Another complication usually among the elderly or those with a heart condition can be triggered by the infusion of carbon dioxide into the stomach, necessary to allow the laparoscope to "see". Sudden irregular heart beat was reported in 17 per cent of patients when carbon dioxide was introduced, according to one British survey. Another study of 49 patients showed that a third suffered a slowing heart rate when the gas was used (Aust NZ J Obstet Gyn 1993; 31:171-173).
In the US, some states do not allow surgeons to perform minimally invasive surgery unless they have been properly trained. In others, as in the UK, surgeons with little or no experience can carry out the procedure. The Society of American Gastrointestinal Endoscopic Surgeons has suggested that surgeons should first carry out procedures on animals before being allowed to operate on people.
Not surprisingly, a study by the University of Iowa showed that complications during and after surgery reduced if the surgeon concerned had been trained in the procedure (JAMA, 8 December, 1993). They suggest that training needs to include a post residency course and "on the job" experience with other surgeons.
But is it safe, even in experienced hands? While the emphasis has been on the surgeon and his lack of experience, a case in Australia also showed up the inadequacy of some of the microtechnology used. One charge of negligence has been filed because the surgeon had not realized that the field of vision through the laparoscope is limited (The Lancet, 11 September 1993). Because the surgeon could not see, a needle entered the patient's colon during the procedure.
If punctures are the most common complications, the spread of disease is potentially the most dangerous. Open surgery in treating cancer carries a high risk of spreading diseased cells to healthy ones, but that risk increases when using keyhole surgery. This is because the surgeon does not have full visibility or control and also because diseased organs and cells have to be squeezed through small incisions, thus increasing the likelihood of diseased cells dropping off and "planting" into healthy organs. This problem was highlighted recently in Cardiff, Wales, where two women who had keyhole surgery on their gall bladders both died from cancer. As the surgeons pulled the malignant tissue through the small hole in the wall of the abdomen, cancer cells broke off and planted themselves in the abdomen.
Does it help for speedier recovery? One of the first major randomized studies comparing removal of the appendix with laparoscopic techniques and conventional, open appendectomy showed there was no difference in postoperative pain and recovery among patients of either procedure.
This is a devastating finding which kicks away one of the platforms on which laparoscopic procedures have been championed.

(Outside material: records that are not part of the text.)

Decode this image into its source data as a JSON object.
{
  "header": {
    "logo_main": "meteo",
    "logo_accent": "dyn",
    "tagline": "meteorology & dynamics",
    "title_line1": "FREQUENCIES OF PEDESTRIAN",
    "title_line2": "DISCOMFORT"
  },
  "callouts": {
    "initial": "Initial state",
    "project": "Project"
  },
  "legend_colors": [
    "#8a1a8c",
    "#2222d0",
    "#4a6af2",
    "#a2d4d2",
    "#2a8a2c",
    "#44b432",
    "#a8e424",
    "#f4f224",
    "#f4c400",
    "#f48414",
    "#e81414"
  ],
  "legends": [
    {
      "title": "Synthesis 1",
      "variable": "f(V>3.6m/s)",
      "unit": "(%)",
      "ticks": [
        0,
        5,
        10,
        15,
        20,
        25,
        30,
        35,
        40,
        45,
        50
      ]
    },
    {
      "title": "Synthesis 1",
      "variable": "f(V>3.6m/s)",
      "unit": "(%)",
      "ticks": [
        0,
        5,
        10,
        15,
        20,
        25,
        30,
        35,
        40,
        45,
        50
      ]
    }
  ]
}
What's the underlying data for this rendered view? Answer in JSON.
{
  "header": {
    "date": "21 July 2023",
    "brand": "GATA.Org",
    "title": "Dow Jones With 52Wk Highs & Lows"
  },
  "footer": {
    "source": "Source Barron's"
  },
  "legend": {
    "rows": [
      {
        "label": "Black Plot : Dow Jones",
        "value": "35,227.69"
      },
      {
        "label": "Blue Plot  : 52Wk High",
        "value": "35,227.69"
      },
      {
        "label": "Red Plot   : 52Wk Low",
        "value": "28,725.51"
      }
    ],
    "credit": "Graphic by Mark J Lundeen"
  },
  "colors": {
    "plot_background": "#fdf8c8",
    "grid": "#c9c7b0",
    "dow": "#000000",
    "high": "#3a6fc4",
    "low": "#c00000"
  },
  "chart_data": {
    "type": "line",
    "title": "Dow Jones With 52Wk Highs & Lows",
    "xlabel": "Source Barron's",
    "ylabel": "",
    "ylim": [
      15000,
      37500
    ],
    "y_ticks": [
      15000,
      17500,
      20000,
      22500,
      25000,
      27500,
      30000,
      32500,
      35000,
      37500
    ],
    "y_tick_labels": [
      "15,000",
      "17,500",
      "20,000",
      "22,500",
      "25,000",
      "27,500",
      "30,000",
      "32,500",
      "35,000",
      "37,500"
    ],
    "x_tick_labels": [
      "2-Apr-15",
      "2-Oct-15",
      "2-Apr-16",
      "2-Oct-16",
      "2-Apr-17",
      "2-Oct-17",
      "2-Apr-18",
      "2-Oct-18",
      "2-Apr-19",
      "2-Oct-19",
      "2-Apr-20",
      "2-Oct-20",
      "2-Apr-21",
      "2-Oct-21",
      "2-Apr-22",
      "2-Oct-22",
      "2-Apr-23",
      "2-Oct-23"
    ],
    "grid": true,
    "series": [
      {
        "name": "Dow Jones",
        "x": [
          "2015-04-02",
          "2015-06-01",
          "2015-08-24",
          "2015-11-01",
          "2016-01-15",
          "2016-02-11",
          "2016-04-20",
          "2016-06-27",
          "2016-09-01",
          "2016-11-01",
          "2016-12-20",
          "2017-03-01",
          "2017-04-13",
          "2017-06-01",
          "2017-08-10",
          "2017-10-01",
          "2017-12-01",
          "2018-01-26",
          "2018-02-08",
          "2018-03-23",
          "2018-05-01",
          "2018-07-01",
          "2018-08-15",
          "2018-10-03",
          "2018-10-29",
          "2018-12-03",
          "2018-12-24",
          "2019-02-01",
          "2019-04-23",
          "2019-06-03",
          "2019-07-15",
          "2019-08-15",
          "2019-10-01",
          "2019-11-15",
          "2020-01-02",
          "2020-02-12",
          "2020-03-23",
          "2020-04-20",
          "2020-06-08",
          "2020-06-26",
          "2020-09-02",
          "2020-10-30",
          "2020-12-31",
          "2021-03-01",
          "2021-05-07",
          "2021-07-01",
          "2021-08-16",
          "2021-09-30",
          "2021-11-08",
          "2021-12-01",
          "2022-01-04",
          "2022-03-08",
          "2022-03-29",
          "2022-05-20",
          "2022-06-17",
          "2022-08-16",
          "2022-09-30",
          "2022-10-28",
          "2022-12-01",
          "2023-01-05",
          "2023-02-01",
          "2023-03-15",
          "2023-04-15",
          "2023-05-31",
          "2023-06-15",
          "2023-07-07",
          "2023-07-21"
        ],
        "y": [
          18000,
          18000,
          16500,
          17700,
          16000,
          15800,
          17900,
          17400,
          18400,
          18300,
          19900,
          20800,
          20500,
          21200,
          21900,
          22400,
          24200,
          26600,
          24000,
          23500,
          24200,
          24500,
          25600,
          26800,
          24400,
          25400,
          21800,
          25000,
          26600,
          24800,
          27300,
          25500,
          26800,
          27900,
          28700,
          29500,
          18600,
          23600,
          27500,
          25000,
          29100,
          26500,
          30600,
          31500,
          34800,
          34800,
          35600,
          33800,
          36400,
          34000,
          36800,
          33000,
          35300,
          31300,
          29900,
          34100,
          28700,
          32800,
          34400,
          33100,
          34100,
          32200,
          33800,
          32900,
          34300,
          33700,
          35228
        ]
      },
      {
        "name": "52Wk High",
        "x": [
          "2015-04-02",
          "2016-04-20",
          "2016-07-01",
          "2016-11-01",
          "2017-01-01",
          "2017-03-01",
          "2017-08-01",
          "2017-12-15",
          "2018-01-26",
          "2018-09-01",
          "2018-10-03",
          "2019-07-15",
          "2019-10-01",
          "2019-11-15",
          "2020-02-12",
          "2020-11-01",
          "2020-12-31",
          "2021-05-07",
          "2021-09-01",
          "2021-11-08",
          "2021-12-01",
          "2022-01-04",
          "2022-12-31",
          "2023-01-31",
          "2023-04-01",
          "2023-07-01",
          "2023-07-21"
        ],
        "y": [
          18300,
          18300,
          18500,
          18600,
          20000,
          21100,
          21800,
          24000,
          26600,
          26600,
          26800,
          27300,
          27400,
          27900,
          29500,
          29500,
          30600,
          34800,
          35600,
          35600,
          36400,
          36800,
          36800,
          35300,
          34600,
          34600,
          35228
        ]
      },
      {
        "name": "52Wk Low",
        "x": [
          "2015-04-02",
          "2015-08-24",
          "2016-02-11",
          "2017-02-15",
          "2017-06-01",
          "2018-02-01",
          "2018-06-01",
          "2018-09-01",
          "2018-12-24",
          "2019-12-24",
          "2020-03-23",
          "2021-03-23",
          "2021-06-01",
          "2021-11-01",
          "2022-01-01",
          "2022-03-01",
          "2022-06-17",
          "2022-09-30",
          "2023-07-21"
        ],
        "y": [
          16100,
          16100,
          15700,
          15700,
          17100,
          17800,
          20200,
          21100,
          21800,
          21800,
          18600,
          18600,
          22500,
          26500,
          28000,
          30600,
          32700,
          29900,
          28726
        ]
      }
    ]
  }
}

The study, by the Prince of Wales Hospital in Hong Kong, was based on a comparison of 70 patients who underwent open appendectomy and 70 on whom laparoscopic procedures were performed. Each study group was similar in age, sex ratio and duration of symptoms.
There were no major complications in either group, although 20 per cent of the laparoscopic group had to convert to an open operation.
The research team, headed by Professor J Tate, found no difference between the groups in terms of severity of pain, the need for painkilling drugs, time in reintroducing normal diet, or hospital stay. Similar numbers from both group attended follow up examinations three weeks after surgery, and similar proportions 79 per cent of laparoscopic patients, and 74 per cent of open surgery patients had returned to work (The Lancet, 11 September 1993).